Tropes inverted, as with all else in "Children of Men," things are familiar but reborn. It's what makes the future dystopia, gray and unflashy, more striking, as a believable extension of the real world (then, in 2006, and perhaps even more so today, as I reviewed it during the real-life pandemic of 2020). It's why the filmic metaphor of life-death-and-rebirth, especially in the age of transitioning from film to digital cinema and effects, is effective. The story of the film is the same as the making of it: ending life to start (again, still images in filmmaking), but through innovation, work, or sexual reproduction, creating life anew. It's why "Children of Men" is a miraculous and hopeful picture, as well. People and films ultimately die only when there is no future.

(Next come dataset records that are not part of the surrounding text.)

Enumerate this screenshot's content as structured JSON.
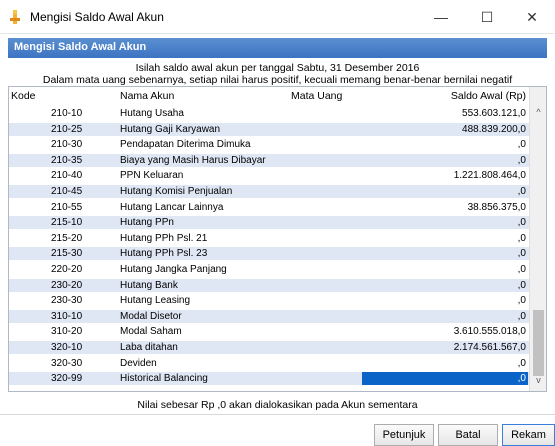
{
  "window": {
    "title": "Mengisi Saldo Awal Akun",
    "minimize": "—",
    "maximize": "☐",
    "close": "✕"
  },
  "panel": {
    "header": "Mengisi Saldo Awal Akun"
  },
  "instructions": {
    "line1": "Isilah saldo awal akun per tanggal Sabtu, 31 Desember 2016",
    "line2": "Dalam mata uang sebenarnya, setiap nilai harus positif, kecuali memang benar-benar bernilai negatif"
  },
  "table": {
    "headers": {
      "kode": "Kode",
      "nama": "Nama Akun",
      "mata_uang": "Mata Uang",
      "saldo": "Saldo Awal (Rp)"
    },
    "rows": [
      {
        "kode": "210-10",
        "nama": "Hutang Usaha",
        "saldo": "553.603.121,0"
      },
      {
        "kode": "210-25",
        "nama": "Hutang Gaji Karyawan",
        "saldo": "488.839.200,0"
      },
      {
        "kode": "210-30",
        "nama": "Pendapatan Diterima Dimuka",
        "saldo": ",0"
      },
      {
        "kode": "210-35",
        "nama": "Biaya yang Masih Harus Dibayar",
        "saldo": ",0"
      },
      {
        "kode": "210-40",
        "nama": "PPN Keluaran",
        "saldo": "1.221.808.464,0"
      },
      {
        "kode": "210-45",
        "nama": "Hutang Komisi Penjualan",
        "saldo": ",0"
      },
      {
        "kode": "210-55",
        "nama": "Hutang Lancar Lainnya",
        "saldo": "38.856.375,0"
      },
      {
        "kode": "215-10",
        "nama": "Hutang PPn",
        "saldo": ",0"
      },
      {
        "kode": "215-20",
        "nama": "Hutang PPh Psl. 21",
        "saldo": ",0"
      },
      {
        "kode": "215-30",
        "nama": "Hutang PPh Psl. 23",
        "saldo": ",0"
      },
      {
        "kode": "220-20",
        "nama": "Hutang Jangka Panjang",
        "saldo": ",0"
      },
      {
        "kode": "230-20",
        "nama": "Hutang Bank",
        "saldo": ",0"
      },
      {
        "kode": "230-30",
        "nama": "Hutang Leasing",
        "saldo": ",0"
      },
      {
        "kode": "310-10",
        "nama": "Modal Disetor",
        "saldo": ",0"
      },
      {
        "kode": "310-20",
        "nama": "Modal Saham",
        "saldo": "3.610.555.018,0"
      },
      {
        "kode": "320-10",
        "nama": "Laba ditahan",
        "saldo": "2.174.561.567,0"
      },
      {
        "kode": "320-30",
        "nama": "Deviden",
        "saldo": ",0"
      },
      {
        "kode": "320-99",
        "nama": "Historical Balancing",
        "saldo": ",0"
      }
    ],
    "selected_row": 17
  },
  "scrollbar": {
    "up": "^",
    "down": "v"
  },
  "footer_note": "Nilai sebesar Rp ,0 akan dialokasikan pada Akun sementara",
  "buttons": {
    "help": "Petunjuk",
    "cancel": "Batal",
    "save": "Rekam"
  },
  "colors": {
    "header_bar": "#3d74c2",
    "row_stripe": "#dfe7f5",
    "selection": "#0a64c8"
  }
}
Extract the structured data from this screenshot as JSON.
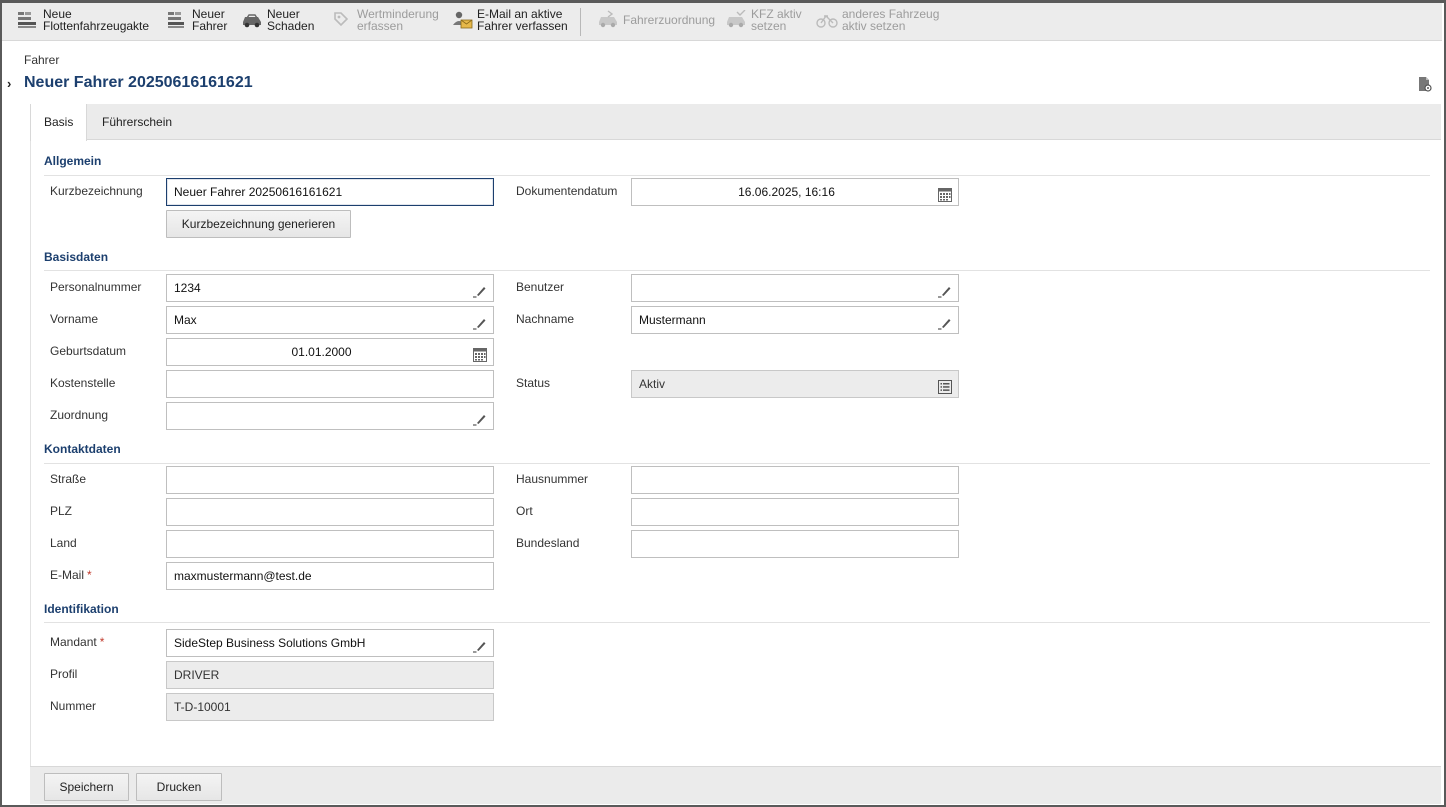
{
  "toolbar": {
    "items": [
      {
        "line1": "Neue",
        "line2": "Flottenfahrzeugakte",
        "icon": "fleet-file-icon",
        "enabled": true
      },
      {
        "line1": "Neuer",
        "line2": "Fahrer",
        "icon": "new-driver-icon",
        "enabled": true
      },
      {
        "line1": "Neuer",
        "line2": "Schaden",
        "icon": "car-damage-icon",
        "enabled": true
      },
      {
        "line1": "Wertminderung",
        "line2": "erfassen",
        "icon": "depreciation-icon",
        "enabled": false
      },
      {
        "line1": "E-Mail an aktive",
        "line2": "Fahrer verfassen",
        "icon": "email-drivers-icon",
        "enabled": true
      },
      {
        "line1": "Fahrerzuordnung",
        "line2": "",
        "icon": "driver-assignment-icon",
        "enabled": false
      },
      {
        "line1": "KFZ aktiv",
        "line2": "setzen",
        "icon": "car-active-icon",
        "enabled": false
      },
      {
        "line1": "anderes Fahrzeug",
        "line2": "aktiv setzen",
        "icon": "other-vehicle-icon",
        "enabled": false
      }
    ]
  },
  "header": {
    "breadcrumb": "Fahrer",
    "title": "Neuer Fahrer 20250616161621"
  },
  "tabs": [
    {
      "label": "Basis",
      "active": true
    },
    {
      "label": "Führerschein",
      "active": false
    }
  ],
  "sections": {
    "allgemein": "Allgemein",
    "basisdaten": "Basisdaten",
    "kontaktdaten": "Kontaktdaten",
    "identifikation": "Identifikation"
  },
  "form": {
    "kurzbezeichnung": {
      "label": "Kurzbezeichnung",
      "value": "Neuer Fahrer 20250616161621"
    },
    "generate_button": "Kurzbezeichnung generieren",
    "dokumentendatum": {
      "label": "Dokumentendatum",
      "value": "16.06.2025, 16:16"
    },
    "personalnummer": {
      "label": "Personalnummer",
      "value": "1234"
    },
    "benutzer": {
      "label": "Benutzer",
      "value": ""
    },
    "vorname": {
      "label": "Vorname",
      "value": "Max"
    },
    "nachname": {
      "label": "Nachname",
      "value": "Mustermann"
    },
    "geburtsdatum": {
      "label": "Geburtsdatum",
      "value": "01.01.2000"
    },
    "kostenstelle": {
      "label": "Kostenstelle",
      "value": ""
    },
    "status": {
      "label": "Status",
      "value": "Aktiv"
    },
    "zuordnung": {
      "label": "Zuordnung",
      "value": ""
    },
    "strasse": {
      "label": "Straße",
      "value": ""
    },
    "hausnummer": {
      "label": "Hausnummer",
      "value": ""
    },
    "plz": {
      "label": "PLZ",
      "value": ""
    },
    "ort": {
      "label": "Ort",
      "value": ""
    },
    "land": {
      "label": "Land",
      "value": ""
    },
    "bundesland": {
      "label": "Bundesland",
      "value": ""
    },
    "email": {
      "label": "E-Mail",
      "value": "maxmustermann@test.de",
      "required_mark": "*"
    },
    "mandant": {
      "label": "Mandant",
      "value": "SideStep Business Solutions GmbH",
      "required_mark": "*"
    },
    "profil": {
      "label": "Profil",
      "value": "DRIVER"
    },
    "nummer": {
      "label": "Nummer",
      "value": "T-D-10001"
    }
  },
  "footer": {
    "save_label": "Speichern",
    "print_label": "Drucken"
  },
  "colors": {
    "accent": "#1c3f6e",
    "required": "#c0392b",
    "toolbar_bg": "#ececec"
  }
}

The many lost silent films, for instance, vanished because of careless lack of foresight of a future market for them (plus nitrate is inflammable, but that's beside the point). The inclusion of the art collector in the film is a brilliant touch in this respect--of a character collecting famous artworks--Michelangelo's sculpture of "David" and Picasso's "Guernica"--despite the common belief that nobody in the film's world will be alive to appreciate them in 100 years. As long as their are children, there's a future, and great art, including films such as "Children of Men" may continue to be appreciated.